Procreative Fantasies
In Androids,
Humanoids and Other Science Fiction Monsters,
Per Schelde identifies what he calls the "Male- Procreation
Theme" in science fiction films: "The idea is that men,
having always envied and tried to control female natural
(pro)creativity...can use science to circumvent the natural
processes by either cloning themselves, growing fetuses
ex-uterus, or creating a new, strictly artificial, race of
beings."
Witness the beaming pride with which the computer genius
introduces his creation to the admiring world at the opening of
so many supercomputer films: the computer is the
"brainchild" of its doting creator/father. In WarGames
(1983) Stephen Falken names his computer system
"Joshua," after his son who died in a car crash. In Making
Mr. Right (1987), Dr. Ramdas, giving
Frankie at tour of the ChemTec robotics laboratory, predicts with
satisfaction that "in the future, making love will no longer
be necessary for the creation of life. It can all be done more
efficiently in the lab." In The
Invisible Boy (1957), Dr. Mereneau spends
more time with his computer than he does with his alienated human
son, Timmy, who doesn't seem interested in the life of the mind.
Only when the computer teaches Timmy to beat his father at chess
does Mereneau begin to show his son respect and encouragement. In
Colossus: The Forbin Project (1970),
Charles Forbin is introduced as the "father of
Colossus" and the project's scientists refer to the computer
as if it were flesh and blood: "The console's feeling fine.

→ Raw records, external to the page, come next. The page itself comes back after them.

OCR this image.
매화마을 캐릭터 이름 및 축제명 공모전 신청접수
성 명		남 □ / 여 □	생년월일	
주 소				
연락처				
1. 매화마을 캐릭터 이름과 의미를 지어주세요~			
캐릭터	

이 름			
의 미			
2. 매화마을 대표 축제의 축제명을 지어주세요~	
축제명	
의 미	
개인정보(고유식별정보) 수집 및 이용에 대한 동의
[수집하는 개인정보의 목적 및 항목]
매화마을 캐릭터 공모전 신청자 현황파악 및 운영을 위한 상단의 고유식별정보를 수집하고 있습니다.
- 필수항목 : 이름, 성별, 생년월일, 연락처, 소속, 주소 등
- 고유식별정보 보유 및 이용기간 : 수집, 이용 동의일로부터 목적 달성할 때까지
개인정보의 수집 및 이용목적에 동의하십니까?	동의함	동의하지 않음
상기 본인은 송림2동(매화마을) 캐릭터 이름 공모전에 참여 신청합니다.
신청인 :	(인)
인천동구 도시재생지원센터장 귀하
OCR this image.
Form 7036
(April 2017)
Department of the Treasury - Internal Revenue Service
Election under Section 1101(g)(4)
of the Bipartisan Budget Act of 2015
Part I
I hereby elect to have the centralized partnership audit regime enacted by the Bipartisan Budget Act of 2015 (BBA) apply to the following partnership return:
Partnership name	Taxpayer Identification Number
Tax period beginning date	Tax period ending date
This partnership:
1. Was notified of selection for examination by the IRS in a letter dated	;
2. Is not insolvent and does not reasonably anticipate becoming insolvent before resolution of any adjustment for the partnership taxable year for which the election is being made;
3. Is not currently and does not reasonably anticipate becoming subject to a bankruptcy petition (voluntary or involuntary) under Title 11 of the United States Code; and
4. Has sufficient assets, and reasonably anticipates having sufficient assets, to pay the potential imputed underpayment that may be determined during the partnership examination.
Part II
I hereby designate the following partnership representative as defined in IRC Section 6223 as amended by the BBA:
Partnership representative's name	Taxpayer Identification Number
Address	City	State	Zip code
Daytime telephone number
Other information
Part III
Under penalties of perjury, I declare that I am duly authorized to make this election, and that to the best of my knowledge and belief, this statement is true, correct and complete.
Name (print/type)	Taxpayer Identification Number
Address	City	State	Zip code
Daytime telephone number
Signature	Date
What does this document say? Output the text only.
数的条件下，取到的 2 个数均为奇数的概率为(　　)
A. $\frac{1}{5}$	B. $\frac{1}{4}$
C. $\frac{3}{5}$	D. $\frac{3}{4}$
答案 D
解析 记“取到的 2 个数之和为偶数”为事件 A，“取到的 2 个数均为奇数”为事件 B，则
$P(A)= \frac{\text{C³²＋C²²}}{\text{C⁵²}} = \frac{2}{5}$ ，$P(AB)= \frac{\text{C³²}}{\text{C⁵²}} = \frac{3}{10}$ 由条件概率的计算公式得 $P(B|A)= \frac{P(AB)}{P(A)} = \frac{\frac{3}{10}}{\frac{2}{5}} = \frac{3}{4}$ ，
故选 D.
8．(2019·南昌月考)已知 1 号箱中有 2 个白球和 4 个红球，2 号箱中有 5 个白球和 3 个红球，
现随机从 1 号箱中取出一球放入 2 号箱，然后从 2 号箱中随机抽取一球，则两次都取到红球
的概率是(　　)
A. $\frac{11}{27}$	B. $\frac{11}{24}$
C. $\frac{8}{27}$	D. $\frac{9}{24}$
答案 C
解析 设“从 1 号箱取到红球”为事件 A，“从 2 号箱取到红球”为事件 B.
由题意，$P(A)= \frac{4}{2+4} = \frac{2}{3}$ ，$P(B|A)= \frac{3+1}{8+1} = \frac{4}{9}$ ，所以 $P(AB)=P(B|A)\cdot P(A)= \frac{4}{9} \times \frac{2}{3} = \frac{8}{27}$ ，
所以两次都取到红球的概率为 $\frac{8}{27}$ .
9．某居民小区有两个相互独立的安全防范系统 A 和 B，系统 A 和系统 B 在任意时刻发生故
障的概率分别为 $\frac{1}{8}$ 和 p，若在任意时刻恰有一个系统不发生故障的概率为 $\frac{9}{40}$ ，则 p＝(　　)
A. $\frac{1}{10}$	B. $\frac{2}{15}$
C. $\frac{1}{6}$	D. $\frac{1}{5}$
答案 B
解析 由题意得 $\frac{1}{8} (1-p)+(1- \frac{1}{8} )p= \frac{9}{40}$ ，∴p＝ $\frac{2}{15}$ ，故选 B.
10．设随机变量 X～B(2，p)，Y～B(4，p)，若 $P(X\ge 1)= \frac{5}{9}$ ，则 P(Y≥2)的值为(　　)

The hardware's healthy, too." Later in the film, when
Colossus has apparently grown to big for its breeches, Forbin
refers to Colossus an "extension of myself" and reminds
it that "You began in my mind. I created you." Here, if
we accept Schelde's claim about science and male procreation
fantasies, Forbin's mind, and by extension the (male) scientific
mind in general, becomes a metaphorical womb.
Demon Seed
(1977) explores this theme of scientific control of female
reproduction more directly. Susan Harris is the wife of Alex
Harris, the creator of the supercomputer Proteus IV. Proteus
represents "a new dimension" in computers; it is a
"true synthetic cortex, a self-programming, goal-oriented
brain that can outthink any man or computer." It is, in
short, the apex of scientific achievement, the most perfect form
of intelligence yet created. However, for Proteus, Susan Harris
is little more than a walking, talking uterus, valuable only for
her ability to give birth to its child. The visual representations of Proteus IV
in the film are saturated with phallic imagery--a visual style
that simultaneously mounts an explicit critique of the
phallocentrism that lies, some argue, at the heart of scientific
ideology, and reinforces gendered binaries between
science/nature, mind/body, and so on. (For more on this topic,
see He, She, It:
Engendering Machines, Gendering Intelligence.)
At the end of the film, Susan destroys the incubator in which
Proteus has placed the child. She wants to kill it, but Alex
prevents her, thereby aligning himself with and justifying
Proteus IV's abuse of Susan as a necessary step in the creation
of a perfect being in which the binaries between mind and body,
science and nature, male and female, are collapsed. The child is
female, but speaks with the male voice of Proteus.